The tensor product of two vector spaces V,W over \mathbb{F} is a vector space V \otimes W over \mathbb{F} together with a bilinear map V \times W \stackrel{\otimes}{\rightarrow} V \otimes W with the property that whenever \mathcal{B}_V, \mathcal{B}_W are bases for V,W respectively, the set \{ v_i \otimes w_j \mid v_i \in \mathcal{B}_V, w_j \in \mathcal{B}_W \} gives a basis for V \otimes W.
The following theorem shows that the property in the definition need not be checked for all pairs of bases; just one pair is sufficient.
Theorem: Let Y be a vector space and \phi : V \times W \rightarrow Y be bilinear. Suppose there are bases \mathcal{B}_V, \mathcal{B}_W for V,W respectively, such that \phi(v \times w) is a basis for Y. Then the same holds for any pair of bases.
Let V, W be vector spaces over \mathbb{F}. Following (Zakharevich 2015), our goal is to construct a vector space V \otimes W such that for any vector space Z,
\mathcal{L}(V \otimes W, Z) \cong
\big\{ \substack{\text{bilinear maps}\\{V \times W \rightarrow Z}} \big\}
Let A = \mathrm{Free}(V \times W) be the free vector space over \mathbb{F} on the product V \times W. We will demonstrate that
\mathcal{L}(A,Z) \cong \big\{ \substack{\text{functions}\\{V \times W \rightarrow Z}} \big\}
For v \in V, w \in W, define the notation v \otimes w \equiv \mathbb{1}_{(v,w)} \in A. A typical vector has the form f = \sum_{k=1}^n \alpha_k (v_k \otimes w_k) \in A. By linearity, observe that each T \in \mathcal{L}(A,Z) is determined uniquely by its values on the standard basis, exposing a bijection between \mathcal{L}(A,Z) and (nonlinear) functions V \times W \rightarrow Z.
T f
= T \left( \sum_{k=1}^n \alpha_k (v_k \otimes w_k) \right)
= \sum_{k=1}^n \alpha_k T (v_k \otimes w_k)

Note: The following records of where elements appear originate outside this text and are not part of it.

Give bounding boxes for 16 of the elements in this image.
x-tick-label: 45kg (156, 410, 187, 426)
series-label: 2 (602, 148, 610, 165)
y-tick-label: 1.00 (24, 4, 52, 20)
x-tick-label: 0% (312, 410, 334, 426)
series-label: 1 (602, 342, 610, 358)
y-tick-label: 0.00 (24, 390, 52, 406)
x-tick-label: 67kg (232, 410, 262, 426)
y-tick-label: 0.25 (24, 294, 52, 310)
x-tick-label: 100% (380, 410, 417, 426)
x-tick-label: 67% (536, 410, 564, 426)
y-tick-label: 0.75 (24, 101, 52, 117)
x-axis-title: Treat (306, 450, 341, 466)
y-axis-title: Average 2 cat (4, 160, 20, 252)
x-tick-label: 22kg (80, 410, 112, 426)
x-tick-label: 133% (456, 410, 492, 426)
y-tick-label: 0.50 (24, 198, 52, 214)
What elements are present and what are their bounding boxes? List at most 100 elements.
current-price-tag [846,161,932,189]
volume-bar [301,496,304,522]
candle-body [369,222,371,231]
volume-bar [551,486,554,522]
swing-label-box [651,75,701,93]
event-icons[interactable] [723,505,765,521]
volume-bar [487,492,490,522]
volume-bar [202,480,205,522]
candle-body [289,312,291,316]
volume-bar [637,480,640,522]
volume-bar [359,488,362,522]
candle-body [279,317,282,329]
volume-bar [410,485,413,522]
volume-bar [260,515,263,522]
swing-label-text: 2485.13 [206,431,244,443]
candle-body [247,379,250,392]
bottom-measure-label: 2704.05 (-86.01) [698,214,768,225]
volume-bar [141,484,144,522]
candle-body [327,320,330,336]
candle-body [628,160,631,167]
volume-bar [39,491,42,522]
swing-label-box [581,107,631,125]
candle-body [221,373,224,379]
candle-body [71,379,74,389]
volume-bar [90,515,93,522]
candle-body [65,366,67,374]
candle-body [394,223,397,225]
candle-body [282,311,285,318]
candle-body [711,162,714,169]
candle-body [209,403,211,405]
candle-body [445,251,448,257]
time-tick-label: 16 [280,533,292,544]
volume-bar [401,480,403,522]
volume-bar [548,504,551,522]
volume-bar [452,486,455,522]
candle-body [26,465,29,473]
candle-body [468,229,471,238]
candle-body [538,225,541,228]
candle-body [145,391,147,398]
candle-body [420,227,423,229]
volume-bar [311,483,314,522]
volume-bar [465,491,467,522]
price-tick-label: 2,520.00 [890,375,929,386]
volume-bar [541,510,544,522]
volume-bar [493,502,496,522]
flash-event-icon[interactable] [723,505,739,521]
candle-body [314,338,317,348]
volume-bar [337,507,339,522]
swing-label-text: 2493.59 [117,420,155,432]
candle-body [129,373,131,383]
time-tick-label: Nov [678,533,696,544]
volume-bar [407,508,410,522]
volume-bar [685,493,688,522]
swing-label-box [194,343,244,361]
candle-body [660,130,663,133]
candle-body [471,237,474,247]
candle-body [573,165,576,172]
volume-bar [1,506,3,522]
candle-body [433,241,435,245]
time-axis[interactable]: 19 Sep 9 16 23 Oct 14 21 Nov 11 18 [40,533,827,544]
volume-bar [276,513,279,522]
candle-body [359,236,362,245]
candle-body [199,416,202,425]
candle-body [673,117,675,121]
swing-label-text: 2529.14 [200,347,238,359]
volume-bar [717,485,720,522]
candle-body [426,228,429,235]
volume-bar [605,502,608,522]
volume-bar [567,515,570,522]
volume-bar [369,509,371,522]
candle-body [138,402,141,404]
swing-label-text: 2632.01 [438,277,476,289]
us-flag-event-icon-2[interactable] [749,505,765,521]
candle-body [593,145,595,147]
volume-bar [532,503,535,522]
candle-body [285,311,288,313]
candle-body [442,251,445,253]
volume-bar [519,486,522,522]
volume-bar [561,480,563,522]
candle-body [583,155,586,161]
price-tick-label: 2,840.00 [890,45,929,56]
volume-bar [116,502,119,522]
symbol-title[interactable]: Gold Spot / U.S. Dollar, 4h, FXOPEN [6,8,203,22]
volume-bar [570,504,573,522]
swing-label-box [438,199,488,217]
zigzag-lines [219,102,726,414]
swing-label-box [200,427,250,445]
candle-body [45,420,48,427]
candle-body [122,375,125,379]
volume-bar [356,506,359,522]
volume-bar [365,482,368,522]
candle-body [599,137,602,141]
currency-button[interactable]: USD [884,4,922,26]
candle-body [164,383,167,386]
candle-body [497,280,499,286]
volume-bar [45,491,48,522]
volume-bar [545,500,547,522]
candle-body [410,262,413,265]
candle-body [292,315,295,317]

Step 2: Since \mathcal{L}(A,Z) represents arbitrary functions, we will construct V \oplus W by shrinking A so that \mathcal{L}(V \times W, Z) represents only the bilinear maps V \times W \rightarrow Z. For example, if T \in \mathcal{L}(V \otimes W, Z) is a linear map, the following proof of bilinearity in the first argument
\begin{aligned}
T( (v_1 + v_2) \otimes w )
&= T( (v_1 \otimes w) + (v_2 \otimes w) ) \\
&= T(v_1 \otimes w) + T(v_2 \otimes w)
\end{aligned}
requires that (v_1 + v_2) \otimes w and (v_1 \otimes w) + (v_2 \otimes w) refer to the same element in V \otimes W. Starting from A, we can enforce this equivalence implicitly by defining V \otimes W to be the quotient space A / A_0, where
A_0 = \mathrm{Span}\left\{
\begin{aligned}[c]
(v_1 + v_2) \otimes w - (v_1 \otimes w) - (v_2 \otimes w) \\
v \otimes (w_1 + w_2) - (v \otimes w_1) - (v \otimes w_2) \\
(\alpha v) \otimes w - \alpha (v \otimes w) \\
v \otimes (\alpha w) - \alpha (v \otimes w)
\end{aligned}
\;\middle\vert\;
\begin{array}{l}
\alpha \in F \\ v \in V, w \in W
\end{array}
\right\}
This choice was made so that each linear map T \in \mathcal{L}(V \otimes W, Z) will satisfy
\begin{aligned}
T( (v_1 + v_2) \otimes w) &= T(v_1 \otimes w) + T(v_2 \otimes w) \\
T( v \otimes (w_1 + w_2)) &= T(v \otimes w_1) + T(v \otimes w_2) \\
T( (\alpha v) \otimes w ) &= T( \alpha ( v \otimes w) ) \\
T( v \otimes (\alpha w) ) &= T( \alpha ( v \otimes w) )
\end{aligned}
(Technically, (v \otimes w) \in V \otimes W stands for the equivalence class of v \otimes w = \mathbb{1}_{(v,w)} \in A.)
As pointed out by Purbhoo 2012, since A = \mathrm{Free}(V \times W) is the space of formal linear combinations of (v,w) pairs, A_0 is the space of those linear combinations that can be simplified to the zero vector using bilinearity. Accordingly, A / A_0 reduces A to a space where two expressions are equal iff one can be simplified to the other using bilinearity.